The richness of Abba's political and social life, from all accounts, is astonishing. There is no formal narrative of his contribution to South African politics.
The reason is partly that he is not a conventional party-political operative. He has a firm mind of his own and does not readily conform to convention.
In his capacity as politician, Abba's life reflects individual conscience, shifting alliances and independent standing.
He was a member of the ANC, then left the ANC for COPE and then stood as an independent candidate in local council elections.
In the local elections in the Kensington and Factreton area, in 2000, his manifestoas an independent candidate read,‘No promises, no lies! Vote independent, vote Khan.'
His frank and forthright approach to community service earned him the reputation as ‘a people's person in the truest sense' by local community leaders.
Former colleague and Abba's successor to the chair at the Western Cape Traders Association ( WCTA), Sharief Hassan, adds that Abba had always been a principled activist.
Abba was part of the WCTA delegation led by Hassan to Lusaka in 1989, where they met leading ANC activists like Thabo Mbeki, Alfred Nzo, Steve Tshwete and Joe Slovo. As founder member and chairperson of WCTA in 1977, he pioneered and championed several campaigns to support black businesses disadvantaged by apartheid.
One campaign is the support of the WCTA of the workers of the Food and Canning Workers' Union in their dispute with Fatti's & Moni's, in 1979.
The campaign led to the reinstatement of the workers. Dawood Esack, a community leader in Kensington, says a similar successful campaign for workers was won against Silverleaf Bakery.
Activist Shirley Gunn refers to Abba as “the kindest man ever”.
She records in her book Voices from the Underground, published in 2019, that in 1982, the workers of Cape Underwear were generously supported by donations from members of the WCTA under Abba's leadership.
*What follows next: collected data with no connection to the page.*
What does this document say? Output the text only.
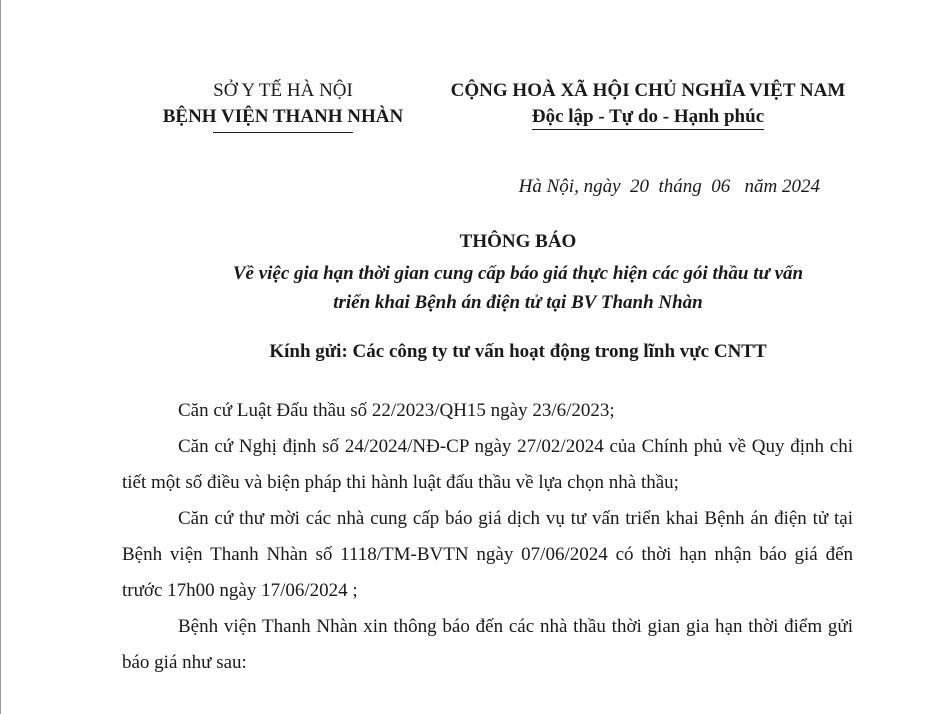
SỞ Y TẾ HÀ NỘI
BỆNH VIỆN THANH NHÀN
CỘNG HOÀ XÃ HỘI CHỦ NGHĨA VIỆT NAM
Độc lập - Tự do - Hạnh phúc
Hà Nội, ngày  20  tháng  06   năm 2024
THÔNG BÁO
Về việc gia hạn thời gian cung cấp báo giá thực hiện các gói thầu tư vấn
triển khai Bệnh án điện tử tại BV Thanh Nhàn
Kính gửi: Các công ty tư vấn hoạt động trong lĩnh vực CNTT

Căn cứ Luật Đấu thầu số 22/2023/QH15 ngày 23/6/2023;

Căn cứ Nghị định số 24/2024/NĐ-CP ngày 27/02/2024 của Chính phủ về Quy định chi tiết một số điều và biện pháp thi hành luật đấu thầu về lựa chọn nhà thầu;

Căn cứ thư mời các nhà cung cấp báo giá dịch vụ tư vấn triển khai Bệnh án điện tử tại Bệnh viện Thanh Nhàn số 1118/TM-BVTN ngày 07/06/2024 có thời hạn nhận báo giá đến trước 17h00 ngày 17/06/2024 ;

Bệnh viện Thanh Nhàn xin thông báo đến các nhà thầu thời gian gia hạn thời điểm gửi báo giá như sau:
Aneez Salie, Independent Newspaper Group Editor, activist and journalist at the time, narrates in the same book, how apartheid at Cape Herald, then owned by the Argus Group, was opposed through a boycott and a workers' strike at the newspaper.
However, Salie told Muslim Views recently that in order to ensure the effectiveness of their campaign, they “deployed” Abba in 1981 as WCTA leader to meet with the general manager of the company in the Western Cape.
In this meeting, says Salie, the media executive was subjected by Abba to such blistering censure that he was left at the end of the encounter “with his tie in his mouth”.
The ANC newsletter, Sechaba, of January 1981, corroborates the meeting and mentions Abba by name.
When veteran activist Oscar Mpetha was released from prison (and simultaneously discharged from hospital) in 1989, at the age of 80, he specifically asked Abba to push him by wheelchair to his freedom.
When Nelson Mandela was released from prison in 1990, he preferred not to be escorted by a fleet of luxury vehicles but by more modest models.
Abba was asked to arrange this and approached the late Hamza Esack for a fleet of Toyotas.
Despite the absence of a formally documented narrative of Abba's life, there are abundant eminent voices and records that attest to his valued contribution as a dedicated advocate for social justice.